A: Thats not how art works. A story whose themes are anti-racist may just make a bigot more staunch in their beliefs. And vice versa! How often have we read a horrifically racist story & had our anti-racist ideals strengthened? Reactions to art are uncontrollable, unpredictable. I’m not saying to just write whatever with no regard for anything, but i would like discussions about art to factor in these uncontrollable and INFINITE elements like a reader’s identity, their disposition when reading, etc & let artists be people & not distributors of morality.
Not that you CAN’T write extremely moral fables or whatever, shoot for the stars. But I would love a shift away from making out artists to be ultra-powerful arbiters of morality and for readers to shift their values of art from ‘is this story morally correct’ to other values:
Did this piece of work invoke curiosity in you? Did it give you a new experience? Did it give you catharsis? Did it broaden your perspective? Did it make you take up horseback riding? Did it make you question what you thought you knew? These aren’t moral concerns but are valuable.
If you use a moral paradigm to assess art, fiction, their creators, you’re always going to be disappointed. If you’re an artist or author, if you think everything you make is a matter of moral/literal life or death, you’re going to make work weakened by fear of the unknown.

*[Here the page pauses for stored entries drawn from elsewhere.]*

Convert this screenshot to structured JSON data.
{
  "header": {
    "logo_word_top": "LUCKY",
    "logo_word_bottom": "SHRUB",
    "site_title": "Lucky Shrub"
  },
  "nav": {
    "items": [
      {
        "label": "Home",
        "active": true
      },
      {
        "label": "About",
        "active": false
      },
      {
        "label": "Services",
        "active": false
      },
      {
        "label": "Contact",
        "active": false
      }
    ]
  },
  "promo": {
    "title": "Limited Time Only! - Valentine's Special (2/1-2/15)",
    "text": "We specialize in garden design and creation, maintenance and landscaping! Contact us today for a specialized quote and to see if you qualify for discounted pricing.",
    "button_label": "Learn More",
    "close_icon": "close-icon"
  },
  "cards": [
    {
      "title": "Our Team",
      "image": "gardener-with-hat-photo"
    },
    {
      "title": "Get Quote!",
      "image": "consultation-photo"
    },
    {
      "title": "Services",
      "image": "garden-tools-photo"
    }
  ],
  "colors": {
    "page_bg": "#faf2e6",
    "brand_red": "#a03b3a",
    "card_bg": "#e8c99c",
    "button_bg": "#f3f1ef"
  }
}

I’m not suggesting you should NEVER assess art within a moral paradigm. I am suggesting that its not the SOLE lens to evaluate & experience art through & that the value of art doesn’t need to hinge strictly on the morals or ideologies you do/dont perceive. I’m also not saying art can’t feature or espouse some immoral behavior or ideology, it can. I’m saying it’s not a surefire way to corrupt a viewers morality. There’s an inordinate level of power imparted to art as cultural agenda maker that I think is misplaced.
There are a few things underlying the current discourse around fiction/art/etc that are troubling 1) the overblown effect of art being able to morally harm us 2) the flawed metaphor of ‘ideas are like viruses’ 3) conflating sensitivity to disgust with sensitivity to immorality. ‘Ideas as viruses’ is also a pernicious & grandiloquent theory, especially on social media. But ideas DON’T work like viruses. You don’t instantly believe an idea on contact. It takes active engagement. Ideas also don’t have definitive forms. This metaphor has caused so much trouble lol
‘Ideas as viruses’ disincentivizes genuine engagement because of fear of contamination. We deplatform people to isolate their ideas, like they’re an infection about to breach an containment facility. It also leads into art harm theory, where just reading something is permanently corrupting on moral level.

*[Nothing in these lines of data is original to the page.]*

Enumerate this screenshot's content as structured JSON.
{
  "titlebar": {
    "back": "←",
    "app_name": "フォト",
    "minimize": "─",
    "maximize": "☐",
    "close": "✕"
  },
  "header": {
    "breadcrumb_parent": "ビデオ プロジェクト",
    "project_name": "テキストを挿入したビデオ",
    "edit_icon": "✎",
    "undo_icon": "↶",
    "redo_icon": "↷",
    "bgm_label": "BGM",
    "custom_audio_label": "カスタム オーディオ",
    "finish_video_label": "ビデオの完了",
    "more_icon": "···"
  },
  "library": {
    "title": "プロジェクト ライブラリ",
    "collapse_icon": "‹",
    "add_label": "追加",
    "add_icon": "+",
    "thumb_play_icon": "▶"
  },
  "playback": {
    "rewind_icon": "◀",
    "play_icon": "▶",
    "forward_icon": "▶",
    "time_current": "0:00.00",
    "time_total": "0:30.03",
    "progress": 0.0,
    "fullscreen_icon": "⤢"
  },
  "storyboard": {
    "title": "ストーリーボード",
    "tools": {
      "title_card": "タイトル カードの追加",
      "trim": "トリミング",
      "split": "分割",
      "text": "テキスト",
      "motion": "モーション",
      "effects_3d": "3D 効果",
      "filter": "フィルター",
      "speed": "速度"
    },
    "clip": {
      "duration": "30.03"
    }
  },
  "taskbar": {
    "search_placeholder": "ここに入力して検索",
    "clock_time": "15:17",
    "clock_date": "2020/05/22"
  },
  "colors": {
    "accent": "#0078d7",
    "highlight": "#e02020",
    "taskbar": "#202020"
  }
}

And then comes disgust and moral judgements, which overlap intensely for many people but are by no means the same. Our culture disgust-primes certain things and not others and after having these stimuli inculcated in us, its difficult to untangle but we need badly need to. Disgust influences morality through the avoidance or deviation from social norms, ideologies, aesthetics. We have innate biological senses of disgust to protect us that work on almost a ‘gut’ level. Moral disgust shouldn’t be a gut thing but it usually is especially on social media.

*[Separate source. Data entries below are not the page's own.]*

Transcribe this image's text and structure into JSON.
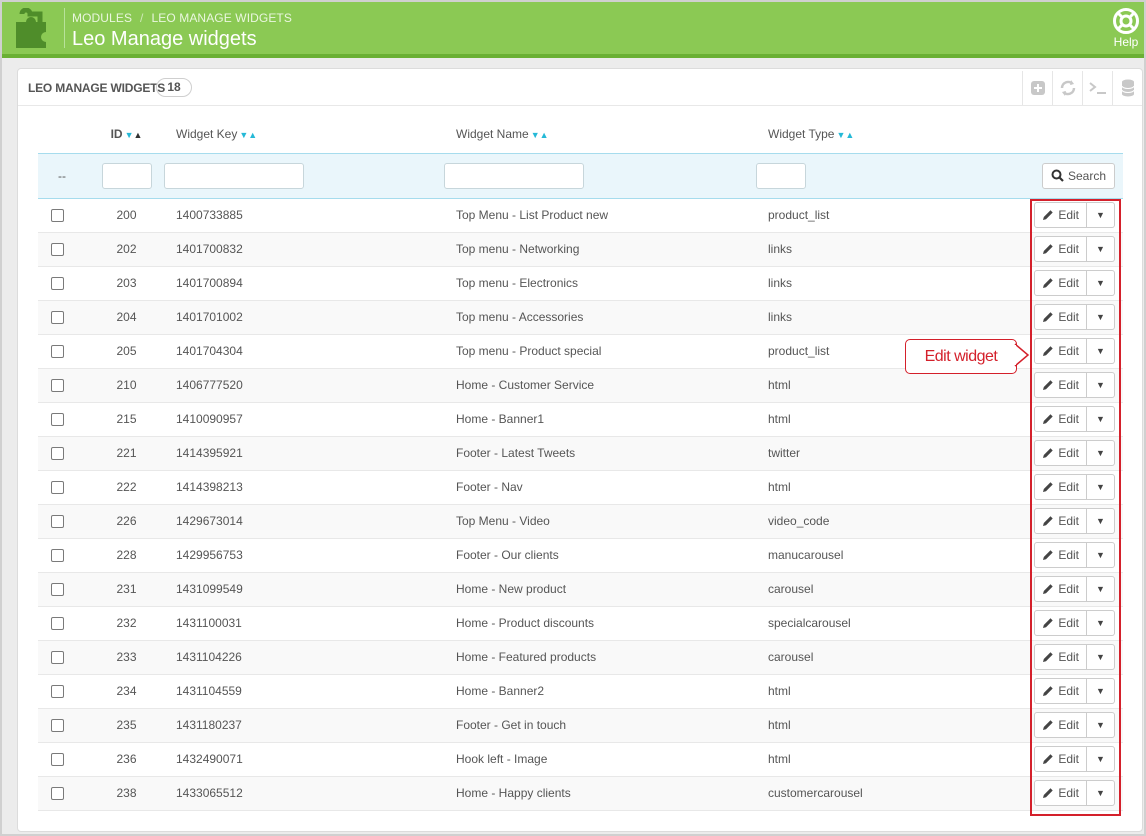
{
  "header": {
    "breadcrumb": [
      "MODULES",
      "LEO MANAGE WIDGETS"
    ],
    "title": "Leo Manage widgets",
    "help_label": "Help"
  },
  "panel": {
    "title": "LEO MANAGE WIDGETS",
    "count": "18",
    "toolbar": [
      "add-new-icon",
      "refresh-icon",
      "sql-query-icon",
      "export-database-icon"
    ]
  },
  "table": {
    "columns": {
      "id": "ID",
      "key": "Widget Key",
      "name": "Widget Name",
      "type": "Widget Type"
    },
    "filter": {
      "checkbox_col": "--",
      "search_label": "Search"
    },
    "edit_label": "Edit",
    "rows": [
      {
        "id": "200",
        "key": "1400733885",
        "name": "Top Menu - List Product new",
        "type": "product_list"
      },
      {
        "id": "202",
        "key": "1401700832",
        "name": "Top menu - Networking",
        "type": "links"
      },
      {
        "id": "203",
        "key": "1401700894",
        "name": "Top menu - Electronics",
        "type": "links"
      },
      {
        "id": "204",
        "key": "1401701002",
        "name": "Top menu - Accessories",
        "type": "links"
      },
      {
        "id": "205",
        "key": "1401704304",
        "name": "Top menu - Product special",
        "type": "product_list"
      },
      {
        "id": "210",
        "key": "1406777520",
        "name": "Home - Customer Service",
        "type": "html"
      },
      {
        "id": "215",
        "key": "1410090957",
        "name": "Home - Banner1",
        "type": "html"
      },
      {
        "id": "221",
        "key": "1414395921",
        "name": "Footer - Latest Tweets",
        "type": "twitter"
      },
      {
        "id": "222",
        "key": "1414398213",
        "name": "Footer - Nav",
        "type": "html"
      },
      {
        "id": "226",
        "key": "1429673014",
        "name": "Top Menu - Video",
        "type": "video_code"
      },
      {
        "id": "228",
        "key": "1429956753",
        "name": "Footer - Our clients",
        "type": "manucarousel"
      },
      {
        "id": "231",
        "key": "1431099549",
        "name": "Home - New product",
        "type": "carousel"
      },
      {
        "id": "232",
        "key": "1431100031",
        "name": "Home - Product discounts",
        "type": "specialcarousel"
      },
      {
        "id": "233",
        "key": "1431104226",
        "name": "Home - Featured products",
        "type": "carousel"
      },
      {
        "id": "234",
        "key": "1431104559",
        "name": "Home - Banner2",
        "type": "html"
      },
      {
        "id": "235",
        "key": "1431180237",
        "name": "Footer - Get in touch",
        "type": "html"
      },
      {
        "id": "236",
        "key": "1432490071",
        "name": "Hook left - Image",
        "type": "html"
      },
      {
        "id": "238",
        "key": "1433065512",
        "name": "Home - Happy clients",
        "type": "customercarousel"
      }
    ]
  },
  "annotation": {
    "callout_text": "Edit widget",
    "color": "#d4202b"
  },
  "colors": {
    "header_bg": "#8bc954",
    "accent": "#25b9d7"
  }
}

All these incorrect, flawed or misused concepts that the general public tote as ‘absolutes’ are contributing to this distorted perspective on what art/fiction/etc has the power to do or not do, how one should feel or not feel, or how one should judge things. Its always more complicated than a few easy adages like ‘art can harm’ or ‘art has power’ and ‘ideas are like viruses’. Don’t fall into the trap of easy answers and simple analogies; accepting these concepts as absolutes are what WILL actually harm you as a person and others. I want people engaging with creative works to remember both they AND the creators come from innumerable contexts eg. biological, political, empirical, cultural, creative, aesthetics. considering all these facets takes times and isn’t something you can just ‘gut’ react to.